A jury finds Big Tobacco partly liable in a suit by a radio host who smoked four packs a day. Jump to full article: St. Petersburg (FL) Times, 2003-04-04 Author: WILLIAM R. LEVESQUE, Times Staff Writer
Intro: John Eastman started smoking when he was 12. It was the 1940s, and smoking was as American as baseball. Cigarette ads dominated the radio, and the boy who wanted a career on the airwaves couldn't miss them.
As an adult, Eastman smoked four packs a day. He failed at every effort to quit.
"I was addicted," said Eastman, 74, a former radio personality once known as Tampa Bay's dean of talk radio. "The cigarette companies were handing me a deadly instrument and they weren't telling me."
On Thursday, a Pinellas County jury agreed. After a four-week trial and two days of deliberations, the jurors handed Eastman $3.26-million in damages for the cigarettes he says caused his emphysema and an aortic aneurysm.
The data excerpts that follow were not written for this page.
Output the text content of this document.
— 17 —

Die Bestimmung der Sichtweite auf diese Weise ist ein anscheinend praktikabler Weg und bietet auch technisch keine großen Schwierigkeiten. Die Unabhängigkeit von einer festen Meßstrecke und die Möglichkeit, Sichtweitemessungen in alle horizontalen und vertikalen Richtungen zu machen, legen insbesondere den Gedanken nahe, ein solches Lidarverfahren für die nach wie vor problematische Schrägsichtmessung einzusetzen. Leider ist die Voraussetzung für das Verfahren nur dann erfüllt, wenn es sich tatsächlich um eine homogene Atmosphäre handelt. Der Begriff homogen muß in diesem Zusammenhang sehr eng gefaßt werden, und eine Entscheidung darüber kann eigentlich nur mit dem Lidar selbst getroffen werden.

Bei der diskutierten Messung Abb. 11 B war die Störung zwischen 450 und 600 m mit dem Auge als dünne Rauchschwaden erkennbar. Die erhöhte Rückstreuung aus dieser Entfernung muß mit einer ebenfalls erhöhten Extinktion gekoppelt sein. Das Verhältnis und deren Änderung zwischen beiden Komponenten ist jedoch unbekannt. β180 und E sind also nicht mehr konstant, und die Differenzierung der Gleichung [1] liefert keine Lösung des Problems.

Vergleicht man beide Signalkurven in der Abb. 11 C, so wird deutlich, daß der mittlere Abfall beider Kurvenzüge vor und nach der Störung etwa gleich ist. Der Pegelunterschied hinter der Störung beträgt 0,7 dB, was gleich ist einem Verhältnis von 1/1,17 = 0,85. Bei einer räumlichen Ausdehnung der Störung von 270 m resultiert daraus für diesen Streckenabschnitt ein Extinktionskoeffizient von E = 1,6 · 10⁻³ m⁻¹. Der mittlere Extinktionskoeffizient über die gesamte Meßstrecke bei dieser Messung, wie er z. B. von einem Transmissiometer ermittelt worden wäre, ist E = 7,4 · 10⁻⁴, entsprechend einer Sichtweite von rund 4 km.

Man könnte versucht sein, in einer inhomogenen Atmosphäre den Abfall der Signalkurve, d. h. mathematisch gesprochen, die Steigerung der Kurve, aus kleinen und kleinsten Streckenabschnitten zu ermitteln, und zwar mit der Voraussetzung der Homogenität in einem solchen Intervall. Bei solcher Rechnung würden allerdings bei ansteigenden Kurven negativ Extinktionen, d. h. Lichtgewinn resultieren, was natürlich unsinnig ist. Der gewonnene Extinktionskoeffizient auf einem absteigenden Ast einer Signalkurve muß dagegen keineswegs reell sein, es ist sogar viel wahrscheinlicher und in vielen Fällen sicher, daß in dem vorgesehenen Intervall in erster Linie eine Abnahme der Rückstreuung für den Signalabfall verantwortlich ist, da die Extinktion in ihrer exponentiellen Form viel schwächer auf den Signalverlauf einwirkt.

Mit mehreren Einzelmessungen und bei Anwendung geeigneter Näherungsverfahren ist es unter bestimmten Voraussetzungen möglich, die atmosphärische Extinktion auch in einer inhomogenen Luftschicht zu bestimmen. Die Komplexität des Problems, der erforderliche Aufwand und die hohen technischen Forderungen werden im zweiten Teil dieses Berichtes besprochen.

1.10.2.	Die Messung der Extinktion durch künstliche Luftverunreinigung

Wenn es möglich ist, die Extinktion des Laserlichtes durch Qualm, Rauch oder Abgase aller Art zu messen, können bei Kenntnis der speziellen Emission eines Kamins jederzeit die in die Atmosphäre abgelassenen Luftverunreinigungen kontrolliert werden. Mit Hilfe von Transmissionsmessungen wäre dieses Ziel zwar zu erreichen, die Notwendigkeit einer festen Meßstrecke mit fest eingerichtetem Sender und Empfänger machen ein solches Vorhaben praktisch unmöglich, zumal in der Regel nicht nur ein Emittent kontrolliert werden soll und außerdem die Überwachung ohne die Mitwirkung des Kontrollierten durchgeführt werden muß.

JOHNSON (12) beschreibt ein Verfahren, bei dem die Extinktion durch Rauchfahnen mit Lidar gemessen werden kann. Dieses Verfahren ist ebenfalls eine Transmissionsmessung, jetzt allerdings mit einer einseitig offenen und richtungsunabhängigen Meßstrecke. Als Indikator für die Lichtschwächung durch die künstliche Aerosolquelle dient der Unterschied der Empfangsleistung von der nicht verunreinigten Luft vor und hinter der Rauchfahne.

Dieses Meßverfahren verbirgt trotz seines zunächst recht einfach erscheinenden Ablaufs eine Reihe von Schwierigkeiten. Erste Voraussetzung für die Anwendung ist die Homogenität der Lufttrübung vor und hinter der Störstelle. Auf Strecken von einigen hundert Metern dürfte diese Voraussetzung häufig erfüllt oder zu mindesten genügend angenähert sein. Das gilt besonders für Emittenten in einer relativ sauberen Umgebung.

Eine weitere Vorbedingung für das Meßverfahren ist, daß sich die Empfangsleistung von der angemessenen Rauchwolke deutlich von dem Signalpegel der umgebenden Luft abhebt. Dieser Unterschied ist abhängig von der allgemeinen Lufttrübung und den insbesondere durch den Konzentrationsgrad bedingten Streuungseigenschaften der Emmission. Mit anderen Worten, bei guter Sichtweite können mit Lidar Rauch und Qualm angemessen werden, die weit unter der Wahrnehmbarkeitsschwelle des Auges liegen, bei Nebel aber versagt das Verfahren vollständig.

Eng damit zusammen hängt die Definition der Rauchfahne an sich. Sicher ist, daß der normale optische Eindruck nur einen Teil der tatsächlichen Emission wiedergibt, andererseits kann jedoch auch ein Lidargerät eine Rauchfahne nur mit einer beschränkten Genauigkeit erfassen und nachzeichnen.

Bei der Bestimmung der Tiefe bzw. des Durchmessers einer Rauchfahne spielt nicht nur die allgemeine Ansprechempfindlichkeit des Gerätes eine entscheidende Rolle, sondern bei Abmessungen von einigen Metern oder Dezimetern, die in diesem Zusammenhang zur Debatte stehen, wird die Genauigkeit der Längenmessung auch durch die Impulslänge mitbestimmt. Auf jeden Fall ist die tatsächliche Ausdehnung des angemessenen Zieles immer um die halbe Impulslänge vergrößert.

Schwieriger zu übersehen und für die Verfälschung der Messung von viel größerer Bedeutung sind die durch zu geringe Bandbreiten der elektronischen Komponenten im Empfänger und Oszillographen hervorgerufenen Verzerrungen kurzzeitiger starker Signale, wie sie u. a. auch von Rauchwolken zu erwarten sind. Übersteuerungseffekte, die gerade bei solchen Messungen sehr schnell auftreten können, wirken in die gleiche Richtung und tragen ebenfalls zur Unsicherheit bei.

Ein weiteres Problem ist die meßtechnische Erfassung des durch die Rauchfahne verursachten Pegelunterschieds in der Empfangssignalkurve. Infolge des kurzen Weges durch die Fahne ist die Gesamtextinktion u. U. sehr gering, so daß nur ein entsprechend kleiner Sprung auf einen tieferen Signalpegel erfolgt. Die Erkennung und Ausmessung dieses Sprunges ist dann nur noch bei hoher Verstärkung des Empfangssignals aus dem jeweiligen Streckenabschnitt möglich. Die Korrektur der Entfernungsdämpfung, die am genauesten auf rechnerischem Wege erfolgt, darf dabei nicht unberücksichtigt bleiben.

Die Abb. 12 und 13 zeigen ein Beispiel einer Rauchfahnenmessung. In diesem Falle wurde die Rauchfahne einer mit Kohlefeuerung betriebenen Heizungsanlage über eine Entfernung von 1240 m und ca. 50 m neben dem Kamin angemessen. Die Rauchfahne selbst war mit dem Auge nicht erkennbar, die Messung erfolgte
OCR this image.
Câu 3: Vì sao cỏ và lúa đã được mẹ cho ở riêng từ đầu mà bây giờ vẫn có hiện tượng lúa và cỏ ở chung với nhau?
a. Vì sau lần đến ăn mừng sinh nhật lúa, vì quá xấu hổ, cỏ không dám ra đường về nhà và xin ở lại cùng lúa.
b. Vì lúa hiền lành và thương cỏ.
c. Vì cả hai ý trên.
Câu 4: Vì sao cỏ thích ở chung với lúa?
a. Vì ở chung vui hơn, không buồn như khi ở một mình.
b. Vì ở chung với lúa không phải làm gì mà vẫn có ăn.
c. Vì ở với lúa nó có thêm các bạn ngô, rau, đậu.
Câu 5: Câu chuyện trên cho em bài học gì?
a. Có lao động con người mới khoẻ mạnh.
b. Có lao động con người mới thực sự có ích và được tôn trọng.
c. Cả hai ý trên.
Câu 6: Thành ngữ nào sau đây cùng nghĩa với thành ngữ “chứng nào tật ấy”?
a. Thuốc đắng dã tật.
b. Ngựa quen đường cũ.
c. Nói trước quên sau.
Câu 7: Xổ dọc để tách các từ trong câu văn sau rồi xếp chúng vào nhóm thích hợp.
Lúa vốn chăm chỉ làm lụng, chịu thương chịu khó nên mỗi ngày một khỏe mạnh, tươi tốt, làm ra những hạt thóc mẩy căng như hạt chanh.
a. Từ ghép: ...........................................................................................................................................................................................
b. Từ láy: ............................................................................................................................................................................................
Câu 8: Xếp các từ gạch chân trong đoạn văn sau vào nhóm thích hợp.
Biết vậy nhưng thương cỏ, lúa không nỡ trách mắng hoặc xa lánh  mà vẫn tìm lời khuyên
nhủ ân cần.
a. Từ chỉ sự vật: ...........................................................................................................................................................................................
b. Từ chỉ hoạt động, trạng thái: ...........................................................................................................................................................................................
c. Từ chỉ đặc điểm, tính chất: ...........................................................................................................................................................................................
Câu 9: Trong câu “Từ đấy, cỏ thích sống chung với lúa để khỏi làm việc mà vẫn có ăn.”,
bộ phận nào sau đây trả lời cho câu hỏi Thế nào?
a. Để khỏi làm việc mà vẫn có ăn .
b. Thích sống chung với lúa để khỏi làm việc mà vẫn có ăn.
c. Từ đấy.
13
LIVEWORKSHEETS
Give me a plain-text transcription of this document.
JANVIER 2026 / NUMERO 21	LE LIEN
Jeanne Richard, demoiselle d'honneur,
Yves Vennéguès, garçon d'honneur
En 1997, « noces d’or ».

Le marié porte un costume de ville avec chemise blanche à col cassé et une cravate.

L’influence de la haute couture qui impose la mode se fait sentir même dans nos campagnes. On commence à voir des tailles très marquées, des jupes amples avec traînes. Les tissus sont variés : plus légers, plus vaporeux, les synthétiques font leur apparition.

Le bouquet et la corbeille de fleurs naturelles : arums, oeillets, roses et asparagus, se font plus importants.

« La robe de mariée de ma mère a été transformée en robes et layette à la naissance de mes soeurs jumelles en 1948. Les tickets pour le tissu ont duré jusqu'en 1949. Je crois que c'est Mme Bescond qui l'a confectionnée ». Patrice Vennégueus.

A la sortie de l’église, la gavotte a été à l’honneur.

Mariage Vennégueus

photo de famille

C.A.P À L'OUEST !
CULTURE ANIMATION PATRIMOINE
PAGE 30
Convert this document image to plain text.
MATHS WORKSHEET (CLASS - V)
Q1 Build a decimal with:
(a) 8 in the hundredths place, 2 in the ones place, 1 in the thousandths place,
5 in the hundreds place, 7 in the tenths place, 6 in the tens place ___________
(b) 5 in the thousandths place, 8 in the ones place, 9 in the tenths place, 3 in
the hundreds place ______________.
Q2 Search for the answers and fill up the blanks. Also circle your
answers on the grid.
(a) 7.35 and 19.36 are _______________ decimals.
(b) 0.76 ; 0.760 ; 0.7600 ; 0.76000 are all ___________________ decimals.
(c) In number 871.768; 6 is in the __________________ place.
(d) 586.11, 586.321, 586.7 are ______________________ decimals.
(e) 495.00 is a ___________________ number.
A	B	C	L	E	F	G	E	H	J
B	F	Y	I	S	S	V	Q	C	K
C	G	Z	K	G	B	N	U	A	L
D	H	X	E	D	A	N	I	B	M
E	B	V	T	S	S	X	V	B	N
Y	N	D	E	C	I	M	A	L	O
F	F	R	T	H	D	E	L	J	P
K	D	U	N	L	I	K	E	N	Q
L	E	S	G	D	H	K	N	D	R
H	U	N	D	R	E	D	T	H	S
The verdict against Philip Morris USA and the Brown & Williamson Tobacco Corp., which made the cigarettes Eastman smoked until he quit in 1995, is the largest-ever tobacco award in the Tampa Bay area.
"I'm very grateful for the jury's decision," Eastman said afterward, sitting in an electric scooter that carries him and his oxygen around. "If there's anything just in society, I'll live to see them pay."
Both companies say they plan to appeal the verdict.